Sutter had a fractured cheekbone and a damaged left eye. He ended up missing 18 games in that 1983-84 season and was fortunate not to have any lingering issues with his vision.
Which is why, for many reasons, his is an important voice on the issue of face shields, a debate sparked earlier this week when New York Rangers defenseman Marc Staal sustained an eye injury when he was hit by a puck. The Rangers say Staal is expected to make a full recovery.
“I’m a proponent of the shield,” Sutter said Thursday after the Kings’ morning skate. “These kids play their whole life with a shield or a cage. Why wouldn’t you continue to protect it once you are playing at the highest level? That’s not Marc. That’s everybody.

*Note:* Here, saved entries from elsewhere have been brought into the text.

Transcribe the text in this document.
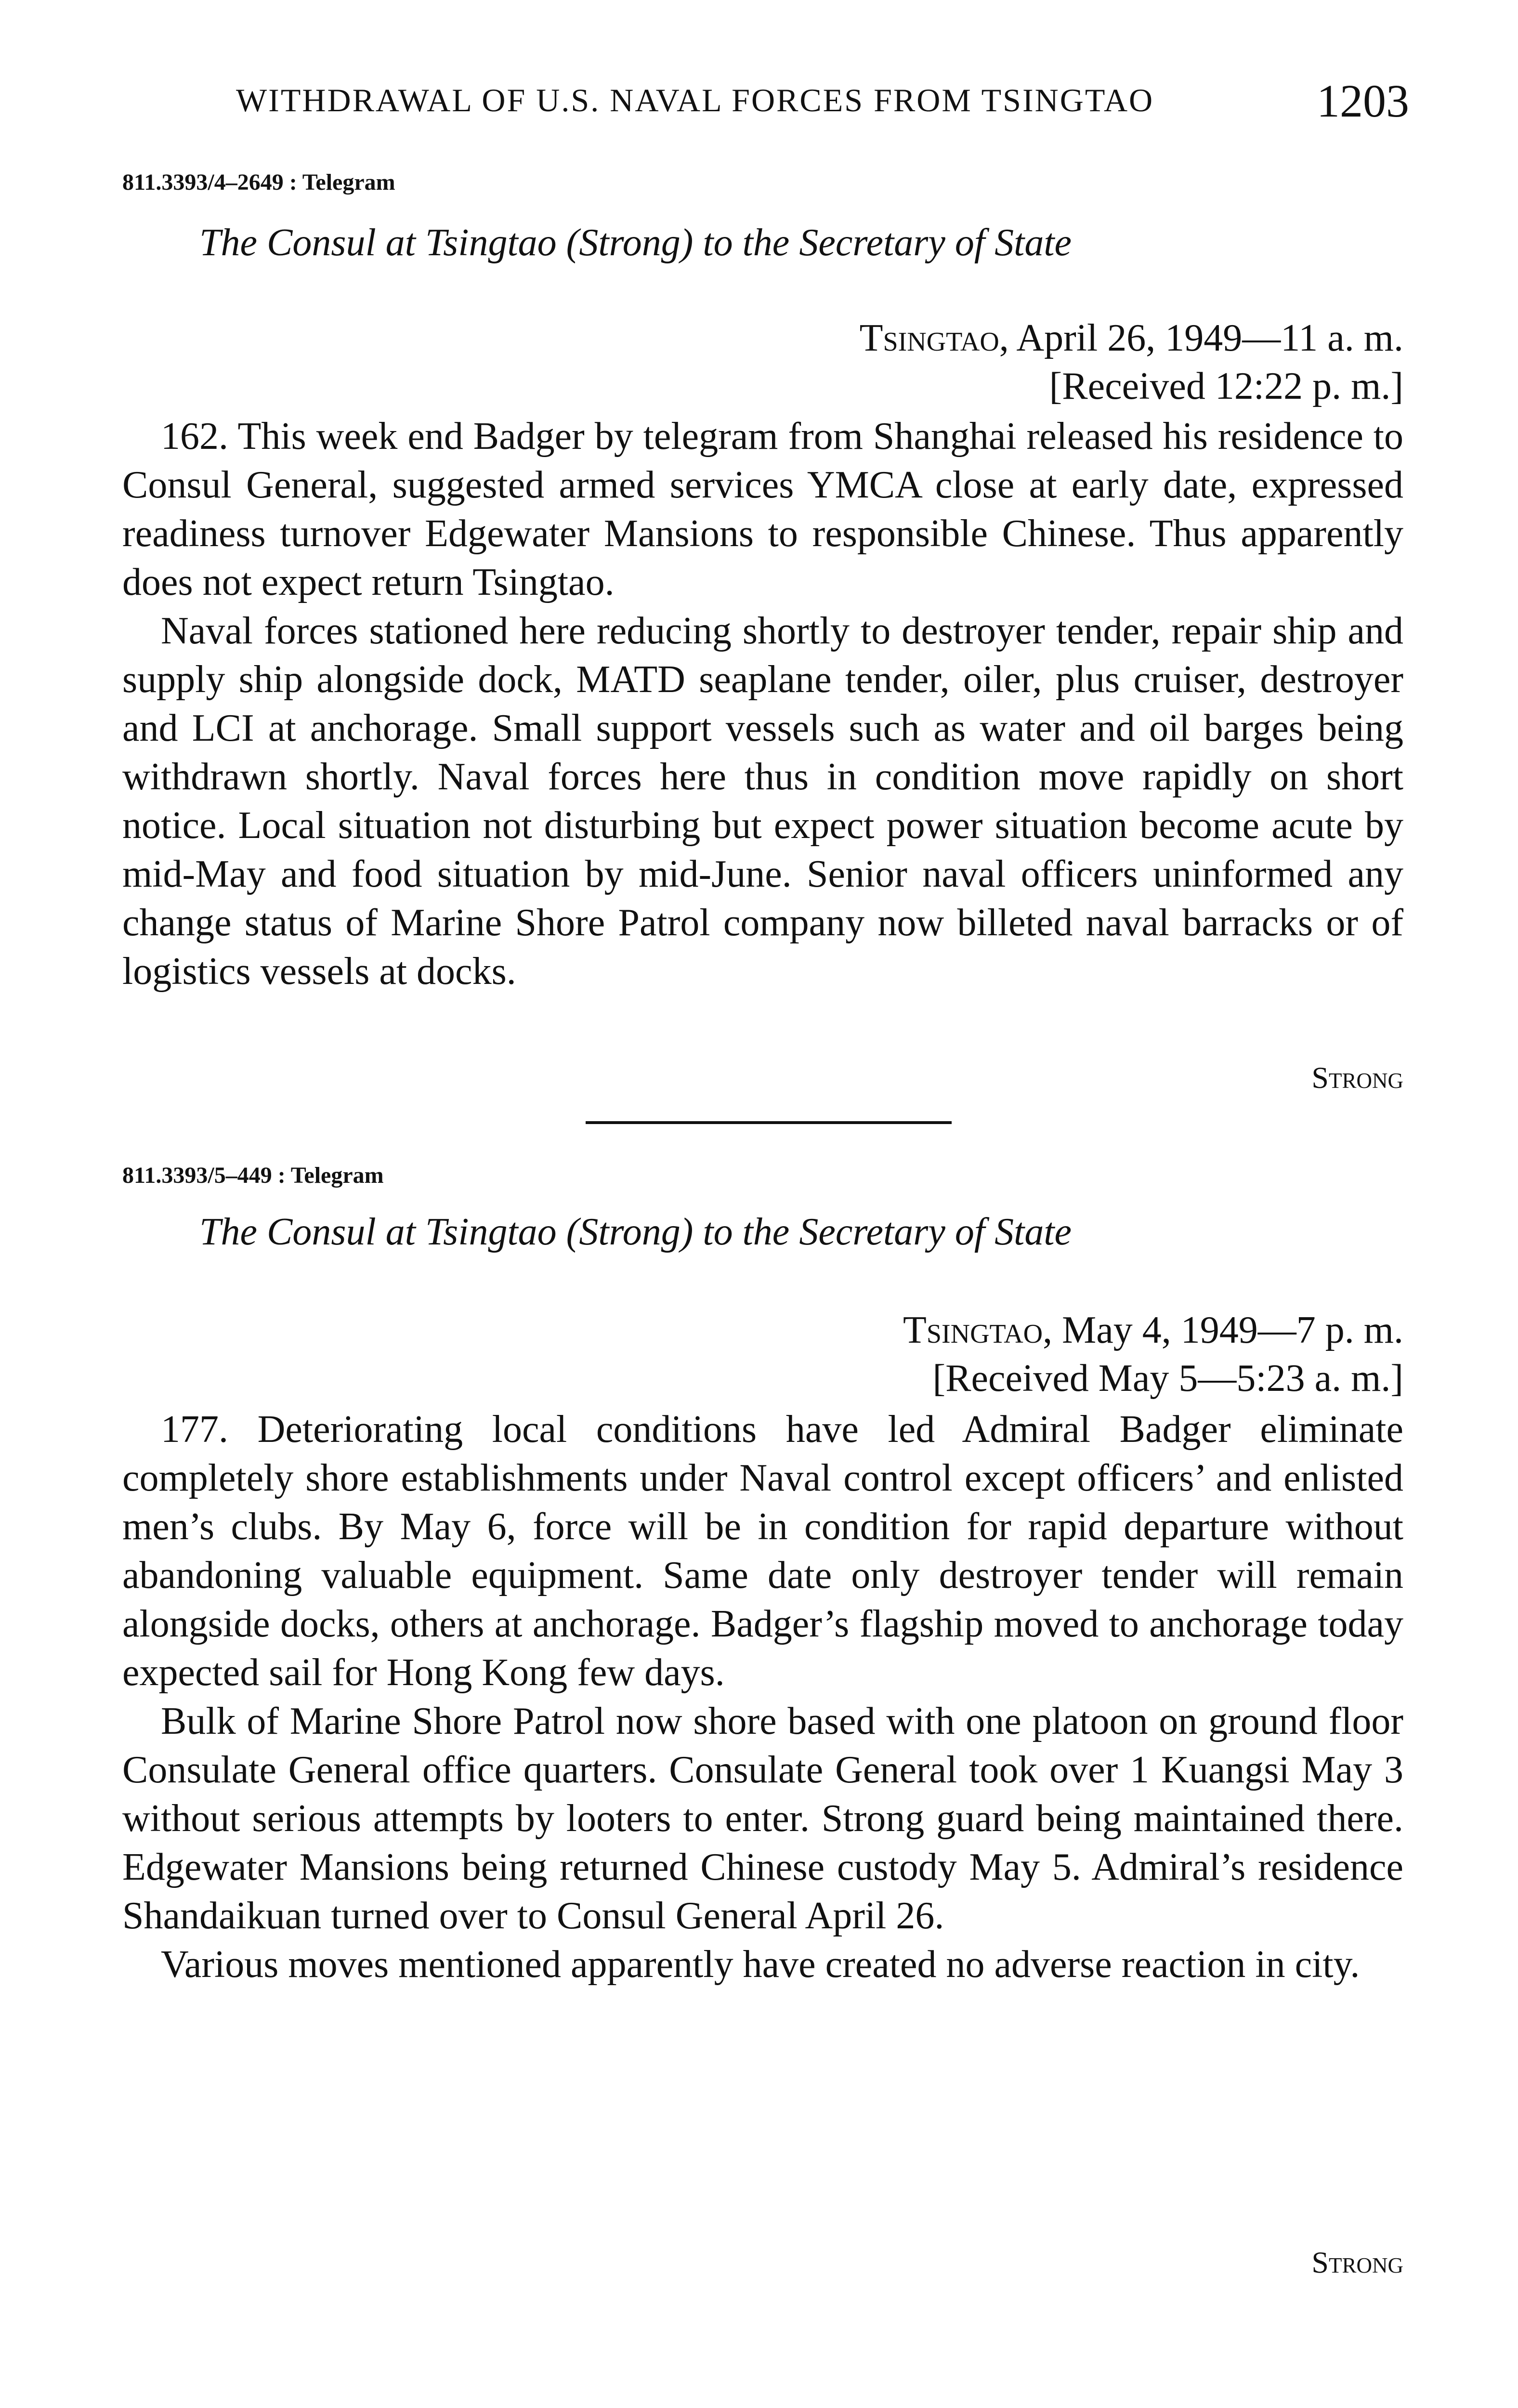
WITHDRAWAL OF U.S. NAVAL FORCES FROM TSINGTAO	1203

811.3393/4–2649 : Telegram

The Consul at Tsingtao (Strong) to the Secretary of State

Tsingtao, April 26, 1949—11 a. m.

[Received 12:22 p. m.]

162. This week end Badger by telegram from Shanghai released his residence to Consul General, suggested armed services YMCA close at early date, expressed readiness turnover Edgewater Mansions to responsible Chinese. Thus apparently does not expect return Tsingtao.

Naval forces stationed here reducing shortly to destroyer tender, repair ship and supply ship alongside dock, MATD seaplane tender, oiler, plus cruiser, destroyer and LCI at anchorage. Small support vessels such as water and oil barges being withdrawn shortly. Naval forces here thus in condition move rapidly on short notice. Local situation not disturbing but expect power situation become acute by mid-May and food situation by mid-June. Senior naval officers uninformed any change status of Marine Shore Patrol company now billeted naval barracks or of logistics vessels at docks.

Strong

811.3393/5–449 : Telegram

The Consul at Tsingtao (Strong) to the Secretary of State

Tsingtao, May 4, 1949—7 p. m.

[Received May 5—5:23 a. m.]

177. Deteriorating local conditions have led Admiral Badger eliminate completely shore establishments under Naval control except officers’ and enlisted men’s clubs. By May 6, force will be in condition for rapid departure without abandoning valuable equipment. Same date only destroyer tender will remain alongside docks, others at anchorage. Badger’s flagship moved to anchorage today expected sail for Hong Kong few days.

Bulk of Marine Shore Patrol now shore based with one platoon on ground floor Consulate General office quarters. Consulate General took over 1 Kuangsi May 3 without serious attempts by looters to enter. Strong guard being maintained there. Edgewater Mansions being returned Chinese custody May 5. Admiral’s residence Shandaikuan turned over to Consul General April 26.

Various moves mentioned apparently have created no adverse reaction in city.

Strong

“There are kids that come from the American [Hockey] League that take their shields off to play. That shouldn’t be the way it is. I believe the one time they shouldn’t have the helmet on or the shield on is warmups. That’s the only time they ever get to do anything on the ice without it. I think that’s their right, their identity. That should be their 16 minutes for people to see that, ‘He’s got blond hair or sideburns.'
“It doesn’t really make that much sense [to play without a shield]. It’s their right. It doesn’t matter until it’s grandfathered, or a rule. Or a parent or a wife or a son that says, ‘Dad, honey.’ That’s the way it works. There’s not one thing I, or any of us, can do about it.”
Face shields are not mandatory in the NHL. Helmets were made mandatory before the 1979-80 season, which happened to be Sutter’s rookie season in Chicago. Veterans were grandfathered.
Naturally, hockey superstitions reigned.
“It would be funny,” Sutter said. “There would be guys that would be hot or cold and they would not wear a helmet or they would wear a helmet. If they hadn’t scored in three games, they’d take a helmet off. You were still allowed to do it.”